いや〜、さっきのよりデカイから成功したよ。小さかったらかすって受けていただろうな。
「だ、弾幕を斬った・・・・・・」
「は、初めてだぜ・・・・・弾幕を避けるんじゃなくて斬るだなんて・・・・」
「そう?さぁてと・・・・・流石に防戦一方じゃつまらないし、そろそろ反撃といきますか」
もう一度構えのポーズを取り、魔理沙に睨みをきかす。
「ぐっ・・・・だけど、空を飛んでいる私に竹刀は当たらないぜ!」
「確かに俺は近距離攻撃の方を専門としているが、別に遠距離攻撃を不得意にしてはいないぜ?」
「竹刀でどうやって「魔理沙!!後ろ!!」へっ?・・・・・・・な、何だよこれ・・・・・・・」
霊夢の反応で魔理沙は後ろを向き絶句する。
そこにあったのは、魔理沙の弾幕よりも少し大きめの真っ赤に燃えた太陽が大量にあったからだ。
「さぁ・・・・・今度はそっちが踊る番だぜ!」
竹刀を魔理沙の方に向け、それを合図に大量はどんどんと魔理沙をホーミングする。
「くっ!こ、この!!」
「心配しなくてもそいつは当たっても熱くならないようにしてあるからな!」
今回のサン・フレアは追尾付きだぜ。こいつを習得するのかなり時間がかかったんだからな。
「あっ!」
ボン!
ちょっとサン・フレアに当たった所で魔理沙がバランスを崩してその隙に全ての太陽が魔理沙に当たり、地面に落ちる。
さぁてと・・・・・・どうかな?
「いてててて・・・・・・・や、やられたぜ。だったら・・・・・・」
砂ぼこりがおさまったところで、魔理沙が頭を抑える仕草があったがどうやらあまり聞いてないらしい。そして、そのままポケットから1枚のカードを取り出す。
「スペルカードか・・・・・」
「そう、ここから本当の勝負だぜ!!」
魔符「スターダストレヴァリエ」
スペルカードから光が放たれて、魔理沙の周りに星が大量に出て来てそれが一斉に俺に向かってホーミングする。一つずつ避けながらその星は爆破して少しバランスを崩す。
「とととと・・・・・」
なるほど・・・・・ちょっとした爆弾か。しかもこっちを正確に狙っているし、基礎的な攻撃なんだな。一発の威力もそこそこ高いし。しかし・・・・・・・
「(攻撃方法が少し単調になってきたな。これなら・・・・・・)」
俺は地面を蹴り、一直線に魔理沙の方までジャンプする。
「へっ!ジャンプだけなら意味が「龍虎!!」!?うわっ!!」
余裕ぶっかましている魔理沙に俺はさらに足にブーストして竹刀で魔理沙を斬る。突然のことで魔理沙はバランスを崩してそのまま落下。さらに俺にホーミングしていた魔理沙のスペルカードによる攻撃も魔理沙自身が受けてしまった。

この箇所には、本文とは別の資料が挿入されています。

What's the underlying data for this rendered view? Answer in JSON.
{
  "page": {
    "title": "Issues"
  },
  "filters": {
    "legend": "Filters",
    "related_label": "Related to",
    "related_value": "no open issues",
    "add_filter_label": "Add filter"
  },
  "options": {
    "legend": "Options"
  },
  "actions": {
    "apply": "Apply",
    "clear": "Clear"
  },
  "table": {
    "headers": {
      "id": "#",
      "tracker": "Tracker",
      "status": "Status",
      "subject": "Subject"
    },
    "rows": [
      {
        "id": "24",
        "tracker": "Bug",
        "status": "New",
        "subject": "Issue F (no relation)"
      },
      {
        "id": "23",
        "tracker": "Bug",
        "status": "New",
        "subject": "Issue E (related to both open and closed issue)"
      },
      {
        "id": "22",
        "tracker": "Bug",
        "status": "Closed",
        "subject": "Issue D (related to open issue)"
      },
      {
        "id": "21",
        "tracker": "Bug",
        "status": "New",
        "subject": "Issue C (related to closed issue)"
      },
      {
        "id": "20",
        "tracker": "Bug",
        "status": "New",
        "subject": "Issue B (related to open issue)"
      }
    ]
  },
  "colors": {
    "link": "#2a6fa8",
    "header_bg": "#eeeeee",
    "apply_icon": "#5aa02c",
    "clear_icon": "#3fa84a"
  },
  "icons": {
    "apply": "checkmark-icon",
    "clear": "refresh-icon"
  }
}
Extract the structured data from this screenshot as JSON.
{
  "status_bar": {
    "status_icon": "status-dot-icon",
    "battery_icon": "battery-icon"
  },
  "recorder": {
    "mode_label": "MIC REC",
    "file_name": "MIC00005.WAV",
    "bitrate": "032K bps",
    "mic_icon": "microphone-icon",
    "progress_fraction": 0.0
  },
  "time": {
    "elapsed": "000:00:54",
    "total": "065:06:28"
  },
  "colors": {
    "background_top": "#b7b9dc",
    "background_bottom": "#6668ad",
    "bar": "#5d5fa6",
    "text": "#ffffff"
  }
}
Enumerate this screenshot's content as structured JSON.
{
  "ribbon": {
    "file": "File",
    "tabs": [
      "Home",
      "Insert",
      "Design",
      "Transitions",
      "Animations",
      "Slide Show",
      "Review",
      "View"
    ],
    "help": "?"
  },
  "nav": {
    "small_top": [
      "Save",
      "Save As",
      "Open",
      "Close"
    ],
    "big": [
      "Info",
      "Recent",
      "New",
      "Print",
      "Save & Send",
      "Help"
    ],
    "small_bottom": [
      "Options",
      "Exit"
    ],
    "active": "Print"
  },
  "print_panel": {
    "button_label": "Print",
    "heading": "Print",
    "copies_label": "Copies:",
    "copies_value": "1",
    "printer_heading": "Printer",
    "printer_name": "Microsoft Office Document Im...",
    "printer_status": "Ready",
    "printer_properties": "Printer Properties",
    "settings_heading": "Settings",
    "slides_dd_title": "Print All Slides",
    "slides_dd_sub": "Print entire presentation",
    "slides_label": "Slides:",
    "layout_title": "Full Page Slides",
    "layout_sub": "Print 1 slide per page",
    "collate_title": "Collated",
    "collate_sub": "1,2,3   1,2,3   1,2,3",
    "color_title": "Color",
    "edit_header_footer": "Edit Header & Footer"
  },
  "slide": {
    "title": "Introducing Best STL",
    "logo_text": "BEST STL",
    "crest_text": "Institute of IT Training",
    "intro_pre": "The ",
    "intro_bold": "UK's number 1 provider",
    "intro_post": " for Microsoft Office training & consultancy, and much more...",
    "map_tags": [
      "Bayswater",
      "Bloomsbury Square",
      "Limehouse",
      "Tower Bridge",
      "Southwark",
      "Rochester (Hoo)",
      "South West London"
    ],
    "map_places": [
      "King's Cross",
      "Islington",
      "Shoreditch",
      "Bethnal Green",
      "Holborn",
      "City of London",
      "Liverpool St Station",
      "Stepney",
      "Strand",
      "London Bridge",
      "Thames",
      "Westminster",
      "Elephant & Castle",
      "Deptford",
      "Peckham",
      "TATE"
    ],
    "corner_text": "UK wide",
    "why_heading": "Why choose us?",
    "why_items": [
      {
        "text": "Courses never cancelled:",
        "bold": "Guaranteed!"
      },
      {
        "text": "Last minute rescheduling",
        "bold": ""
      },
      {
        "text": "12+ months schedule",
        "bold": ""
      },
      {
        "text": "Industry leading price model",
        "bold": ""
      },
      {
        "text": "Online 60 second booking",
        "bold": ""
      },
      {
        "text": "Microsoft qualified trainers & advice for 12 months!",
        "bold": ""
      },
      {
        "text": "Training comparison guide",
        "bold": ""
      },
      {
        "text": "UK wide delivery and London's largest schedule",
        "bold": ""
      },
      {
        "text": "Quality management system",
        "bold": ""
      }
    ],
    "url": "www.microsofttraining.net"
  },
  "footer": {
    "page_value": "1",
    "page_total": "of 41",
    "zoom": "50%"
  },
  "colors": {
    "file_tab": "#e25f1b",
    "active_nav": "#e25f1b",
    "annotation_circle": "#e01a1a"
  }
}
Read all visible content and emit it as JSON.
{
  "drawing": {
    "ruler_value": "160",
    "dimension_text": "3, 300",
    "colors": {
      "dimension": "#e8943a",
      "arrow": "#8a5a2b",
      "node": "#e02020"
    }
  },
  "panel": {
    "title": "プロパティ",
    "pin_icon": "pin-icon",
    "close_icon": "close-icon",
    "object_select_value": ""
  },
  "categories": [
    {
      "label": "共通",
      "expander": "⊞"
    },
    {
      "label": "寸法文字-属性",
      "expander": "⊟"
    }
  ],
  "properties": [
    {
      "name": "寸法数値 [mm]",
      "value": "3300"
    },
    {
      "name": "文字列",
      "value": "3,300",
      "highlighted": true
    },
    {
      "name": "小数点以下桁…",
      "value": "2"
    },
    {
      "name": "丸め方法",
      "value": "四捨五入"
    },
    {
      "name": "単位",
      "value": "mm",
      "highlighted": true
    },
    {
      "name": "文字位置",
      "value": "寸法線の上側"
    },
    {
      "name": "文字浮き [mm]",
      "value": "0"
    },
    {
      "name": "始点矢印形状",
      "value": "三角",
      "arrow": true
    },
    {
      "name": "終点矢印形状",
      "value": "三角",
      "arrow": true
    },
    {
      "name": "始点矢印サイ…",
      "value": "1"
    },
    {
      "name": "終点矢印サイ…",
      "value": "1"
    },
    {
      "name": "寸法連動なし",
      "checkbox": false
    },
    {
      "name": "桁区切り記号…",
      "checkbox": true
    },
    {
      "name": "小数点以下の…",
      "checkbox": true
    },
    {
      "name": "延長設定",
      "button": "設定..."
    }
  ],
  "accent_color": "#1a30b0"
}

さぁてと・・・・ようやく空に飛ぶ鳥を落とせたか・・・・・・
俺はポケットから1枚のスペルカードを出す。
「けほっけほっ・・・・・」
「魔理沙!!今度はこっちの番だぜ!」
炎武「桜吹雪の術」
スペルカードを上に放り投げるとその上で輝き、小さな弾幕みたいな物が桜の花びらの用に空中で舞う。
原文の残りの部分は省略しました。